Has anyone suffered this, or could they? Perhaps after a wound that pierces their stomach, bullet, bad car accident, buckshot or the like.
Do you mean completely dissolved by their own stomach acid? The answer is that is no because there isn’t enough of it to do that. However, you can die from complications related to stomach acid. That is basically what a peptic ulcer is - a deterioration of the stomach lining leading to a hole in extreme cases. Most people with a stomach ulcer risk serious pain rather than death but the latter can and does occur if the stomach lining is perforated completely.
However, you still won’t see complete dissolving of the abdominal cavity even in those cases. The typical cause of death is severe infection caused by the general failure of the digestive system that leads to the failure of other body systems.
In summary, your stomach does not contain nearly enough stomach acid to dissolve more than a small percentage of your own body and you will die and stop producing new stomach acid well before it gets very far along.
In pancreatitis digestive enzymes can be released (from the pancreas rather than the stomach - it’s the pancreas that makes them) and start digesting the unfortunate patient from the inside out.
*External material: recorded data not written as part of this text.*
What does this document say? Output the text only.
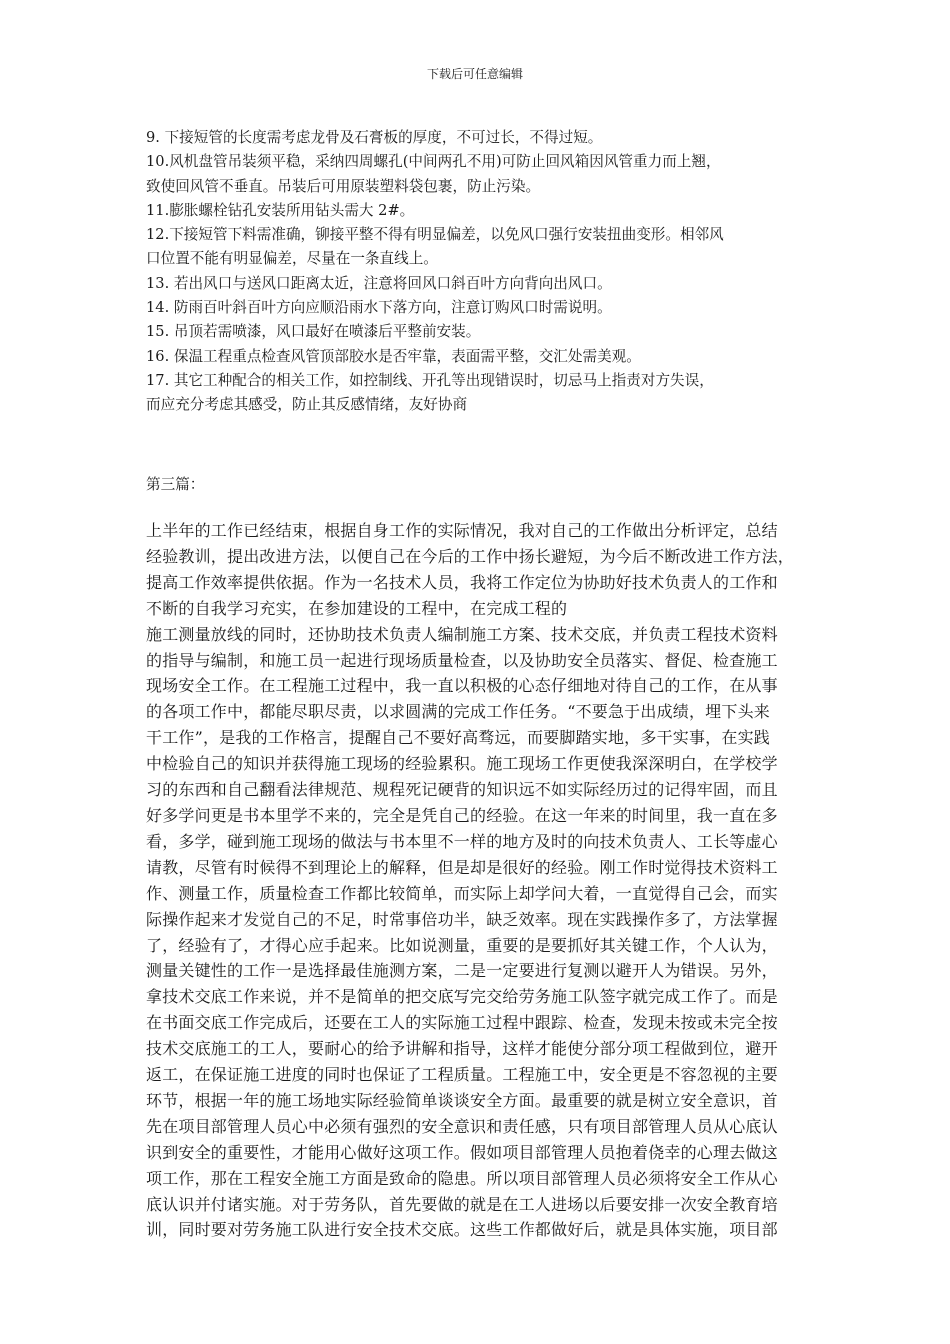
下载后可任意编辑

9. 下接短管的长度需考虑龙骨及石膏板的厚度，不可过长，不得过短。

10.风机盘管吊装须平稳，采纳四周螺孔(中间两孔不用)可防止回风箱因风管重力而上翘，

致使回风管不垂直。吊装后可用原装塑料袋包裹，防止污染。

11.膨胀螺栓钻孔安装所用钻头需大 2#。

12.下接短管下料需准确，铆接平整不得有明显偏差，以免风口强行安装扭曲变形。相邻风

口位置不能有明显偏差，尽量在一条直线上。

13. 若出风口与送风口距离太近，注意将回风口斜百叶方向背向出风口。

14. 防雨百叶斜百叶方向应顺沿雨水下落方向，注意订购风口时需说明。

15. 吊顶若需喷漆，风口最好在喷漆后平整前安装。

16. 保温工程重点检查风管顶部胶水是否牢靠，表面需平整，交汇处需美观。

17. 其它工种配合的相关工作，如控制线、开孔等出现错误时，切忌马上指责对方失误，

而应充分考虑其感受，防止其反感情绪，友好协商

第三篇：

上半年的工作已经结束，根据自身工作的实际情况，我对自己的工作做出分析评定，总结

经验教训，提出改进方法，以便自己在今后的工作中扬长避短，为今后不断改进工作方法，

提高工作效率提供依据。作为一名技术人员，我将工作定位为协助好技术负责人的工作和

不断的自我学习充实，在参加建设的工程中，在完成工程的

施工测量放线的同时，还协助技术负责人编制施工方案、技术交底，并负责工程技术资料

的指导与编制，和施工员一起进行现场质量检查，以及协助安全员落实、督促、检查施工

现场安全工作。在工程施工过程中，我一直以积极的心态仔细地对待自己的工作，在从事

的各项工作中，都能尽职尽责，以求圆满的完成工作任务。“不要急于出成绩，埋下头来

干工作”，是我的工作格言，提醒自己不要好高骛远，而要脚踏实地，多干实事，在实践

中检验自己的知识并获得施工现场的经验累积。施工现场工作更使我深深明白，在学校学

习的东西和自己翻看法律规范、规程死记硬背的知识远不如实际经历过的记得牢固，而且

好多学问更是书本里学不来的，完全是凭自己的经验。在这一年来的时间里，我一直在多

看，多学，碰到施工现场的做法与书本里不一样的地方及时的向技术负责人、工长等虚心

请教，尽管有时候得不到理论上的解释，但是却是很好的经验。刚工作时觉得技术资料工

作、测量工作，质量检查工作都比较简单，而实际上却学问大着，一直觉得自己会，而实

际操作起来才发觉自己的不足，时常事倍功半，缺乏效率。现在实践操作多了，方法掌握

了，经验有了，才得心应手起来。比如说测量，重要的是要抓好其关键工作，个人认为，

测量关键性的工作一是选择最佳施测方案，二是一定要进行复测以避开人为错误。另外，

拿技术交底工作来说，并不是简单的把交底写完交给劳务施工队签字就完成工作了。而是

在书面交底工作完成后，还要在工人的实际施工过程中跟踪、检查，发现未按或未完全按

技术交底施工的工人，要耐心的给予讲解和指导，这样才能使分部分项工程做到位，避开

返工，在保证施工进度的同时也保证了工程质量。工程施工中，安全更是不容忽视的主要

环节，根据一年的施工场地实际经验简单谈谈安全方面。最重要的就是树立安全意识，首

先在项目部管理人员心中必须有强烈的安全意识和责任感，只有项目部管理人员从心底认

识到安全的重要性，才能用心做好这项工作。假如项目部管理人员抱着侥幸的心理去做这

项工作，那在工程安全施工方面是致命的隐患。所以项目部管理人员必须将安全工作从心

底认识并付诸实施。对于劳务队，首先要做的就是在工人进场以后要安排一次安全教育培

训，同时要对劳务施工队进行安全技术交底。这些工作都做好后，就是具体实施，项目部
There is not sufficient amount to reduce the person to a puddle of goo but it most certainly can cause organ damage.
Death from a perforated ulcer used to be very common, although I don’t think the acid itself could kill a person. My guess is that they usually died from sepsis or hemorrhage.
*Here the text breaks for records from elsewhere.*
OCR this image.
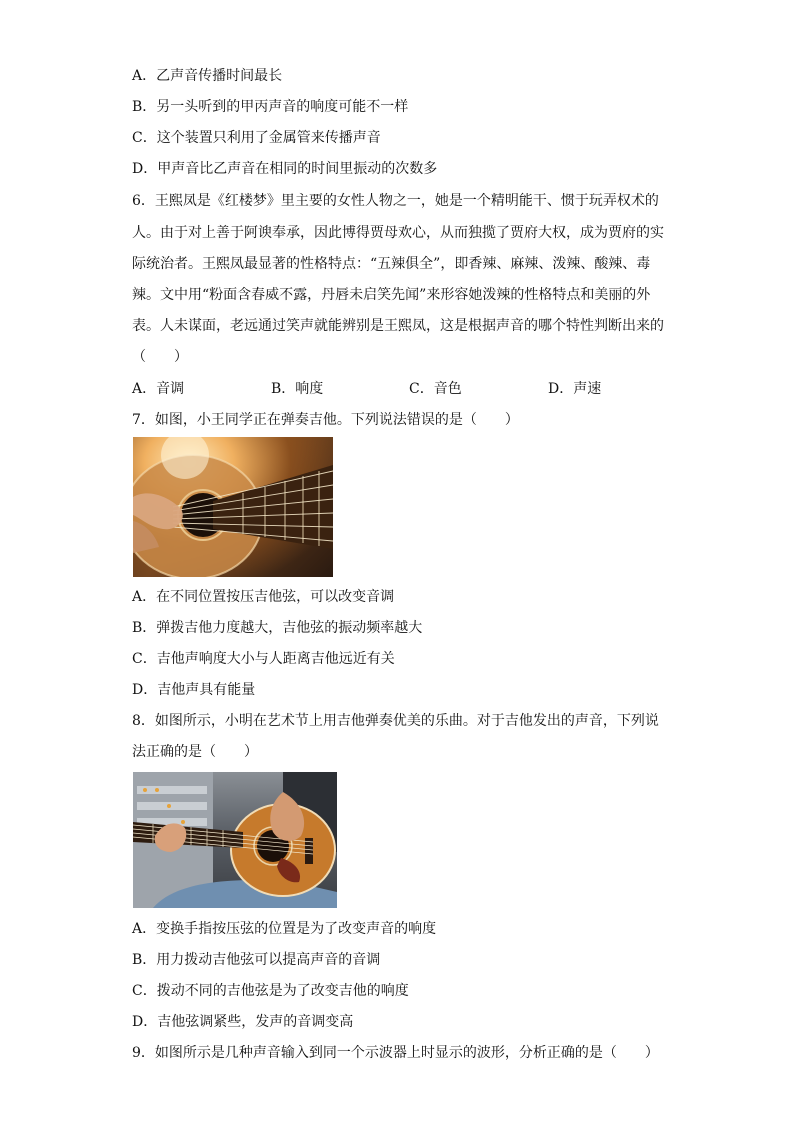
A．乙声音传播时间最长
B．另一头听到的甲丙声音的响度可能不一样
C．这个装置只利用了金属管来传播声音
D．甲声音比乙声音在相同的时间里振动的次数多
6．王熙凤是《红楼梦》里主要的女性人物之一，她是一个精明能干、惯于玩弄权术的
人。由于对上善于阿谀奉承，因此博得贾母欢心，从而独揽了贾府大权，成为贾府的实
际统治者。王熙凤最显著的性格特点：“五辣俱全”，即香辣、麻辣、泼辣、酸辣、毒
辣。文中用“粉面含春威不露，丹唇未启笑先闻”来形容她泼辣的性格特点和美丽的外
表。人未谋面，老远通过笑声就能辨别是王熙凤，这是根据声音的哪个特性判断出来的
（　　）
A．音调	B．响度	C．音色	D．声速
7．如图，小王同学正在弹奏吉他。下列说法错误的是（　　）
A．在不同位置按压吉他弦，可以改变音调
B．弹拨吉他力度越大，吉他弦的振动频率越大
C．吉他声响度大小与人距离吉他远近有关
D．吉他声具有能量
8．如图所示，小明在艺术节上用吉他弹奏优美的乐曲。对于吉他发出的声音，下列说
法正确的是（　　）
A．变换手指按压弦的位置是为了改变声音的响度
B．用力拨动吉他弦可以提高声音的音调
C．拨动不同的吉他弦是为了改变吉他的响度
D．吉他弦调紧些，发声的音调变高
9．如图所示是几种声音输入到同一个示波器上时显示的波形，分析正确的是（　　）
Perforating injuries to the gastrointestinal tract cause acute peritonitis.
Minor localised injury and perforation of the GI tract is likely to be walled off by the inflammatory process and might not result in death even if the person receives no medical care.
Major injury might cause generalised peritonitis. Initially (in the first 1-2 days), this may be chemical (non infective) peritonitis due to peritoneal irritation by gastric juice, bile, pancreatic juice etc. which might fulfill your criteria for being ‘digested’ inside out. But death in these cases will be from hypovolemic shock due to loss of a significant amount of fluid in the inflammatory process, not from the digestive enzymes per se.
After 1-2 days, if the injury wasn’t severe enough to cause significant enzyme leakage and if the person doesn’t receive medical care, infective peritonitis sets in, thanks to the sterile peritoneal cavity being invaded by the rich intestinal flora. Death in these cases may be due to septic shock & multi organ dysfunction syndrome.
Peptic ulcers (especially those on the posterior gastric wall) might cause significant hemorrhage even without perforating the GI wall entirely, if they erode into any significant artery.
Thanks, morbid curiosity satisfied.
When my doctor was arranging investigations for gastic reflux, I was told that an endoscopy was needed to rule out damage that can lead to oesophageal cancer.
Just to cheer you up…
Well, it’s an extreme case, but there are people who have been forced to eat their own body parts, and usually died shortly thereafter. Torture can be so… amusing.
What if I had someone restrained and I periodically drained some acid from them and stored it for later. How long would it take for me to get enough acid to dissolve them?
Daily gastric fluid secretion in a normal person is about 2-3 litres of hydrochloric acid solution with pH between 1 and 2. This is a very wide range, so assuming the hypothetical best (worst for the victim I guess?) case scenario, we get 3 litres of HCl at a pH of 1. If the victim is fed and hydrated properly, and the electrolyte anomaly resulting from draining so much acid corrected continuously, I guess it would take about 50 days to accumulate the 150 odd liters of acid to fill a 55 gallon barrel after dumping an average body in it.
Bear in mind that this is 0.1 molar solution of HCl, far less than the strength available commercially for cleaning purposes. I’m not sure what concentrations/ dilutions were used by murderers like Jeffrey Dahmer for the purpose of ‘dissolving’ their victims’ bodies, but it was a slow and ugly process. The body does not disappear entirely, it forms a messy sludge. Add to that the fact that we’re using a more dilute solution and the situation worsens from massively impractical to probably impossible.